Di awal perbincangan, Bang Jim bicara tentang semangat perubahan reformasi di tahun 1998 dan semangat perubahaan reformasi sekarang ini sangat menurun dari segi kualitasnya. Ada beberapa alasan menurut Bang Jim mengapa kualitas perubahannya menurun.

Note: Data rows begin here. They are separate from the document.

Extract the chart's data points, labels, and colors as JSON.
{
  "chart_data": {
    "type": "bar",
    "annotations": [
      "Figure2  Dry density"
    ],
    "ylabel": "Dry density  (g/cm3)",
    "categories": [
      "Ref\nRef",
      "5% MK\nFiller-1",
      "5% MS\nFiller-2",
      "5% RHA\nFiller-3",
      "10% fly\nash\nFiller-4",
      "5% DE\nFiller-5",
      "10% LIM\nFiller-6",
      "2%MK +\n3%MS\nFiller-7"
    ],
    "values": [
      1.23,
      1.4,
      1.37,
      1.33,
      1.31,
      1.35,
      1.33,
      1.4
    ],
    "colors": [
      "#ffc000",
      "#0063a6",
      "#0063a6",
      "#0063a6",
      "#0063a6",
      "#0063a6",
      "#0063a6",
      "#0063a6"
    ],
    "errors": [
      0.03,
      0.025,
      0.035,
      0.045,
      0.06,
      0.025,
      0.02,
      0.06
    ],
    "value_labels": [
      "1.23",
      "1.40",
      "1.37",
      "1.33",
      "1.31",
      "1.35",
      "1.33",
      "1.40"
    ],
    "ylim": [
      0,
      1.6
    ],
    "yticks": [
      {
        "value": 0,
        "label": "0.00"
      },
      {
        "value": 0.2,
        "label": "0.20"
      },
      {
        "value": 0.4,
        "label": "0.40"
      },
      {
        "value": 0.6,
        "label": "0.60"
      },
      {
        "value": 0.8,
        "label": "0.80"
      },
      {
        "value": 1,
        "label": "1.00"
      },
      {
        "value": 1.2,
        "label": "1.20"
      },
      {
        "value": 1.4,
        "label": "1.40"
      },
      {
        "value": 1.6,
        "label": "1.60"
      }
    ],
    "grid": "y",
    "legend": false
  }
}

Pertama, KPU saat ini cenderung tidak punya sikap tegas. Contohnya, sampai hari ini kita belum tahu apakah presiden sudah cuti atau belum, padahal hal itu sudah diatur di undang-undang. Kedua, Bawaslu dan lembaga penyelenggara pemilu lainnya sebagai pelaksana pileg dan pilpres, juga kurang tanggap soal pelanggaran-pelanggaran yang terjadi di tengah-tengah masyarakat.
Sebagai aktivis '98, Bang Jim juga melihat situasi sekarang sangat semrawut dan tidak mengedepankan intelektualitas. Kita pasti sepakat bahwa semangat untuk tidak membunuh karakter calon presiden dapat dilakukan, tapi nyatanya tidak bisa. Itu bisa kita lihat sekarang ini. Mengapa semua ini bisa terjadi? Karena itu tadi, ada lembaga yang seharusnya dapat bekerja dengan baik tapi nyatanya tidak dapat berbuat apa-apa. Nah, semangat itu yang kurang ada, bahkan cenderung tidak ada di kondisi reformasi sekarang ini.
Sekarang, apa yang bisa kita harapkan dari semua pihak? Kita berharap ada kesejukan, keteduhan dari semua pihak. Orang tampak berbeda tanpa ketakutan. Kalau di zaman orde baru, kita berbeda, kita diam saja. Sekarang ini politik itu menjadi sesuatu yang takut karena perbedaan. Padahal, sekarang ini serba keterbukaan, berbeda itu membuat kita nyaman tapi sampai hari ini, hal itu tidak terjadi di negara kita. Kita berbeda seolah-oleh negara ini akan runtuh. Inilah kemunduran di pemilu 2019 dan semangat ini yang jauh dari semangat reformasi yang didengungkan pada 1998.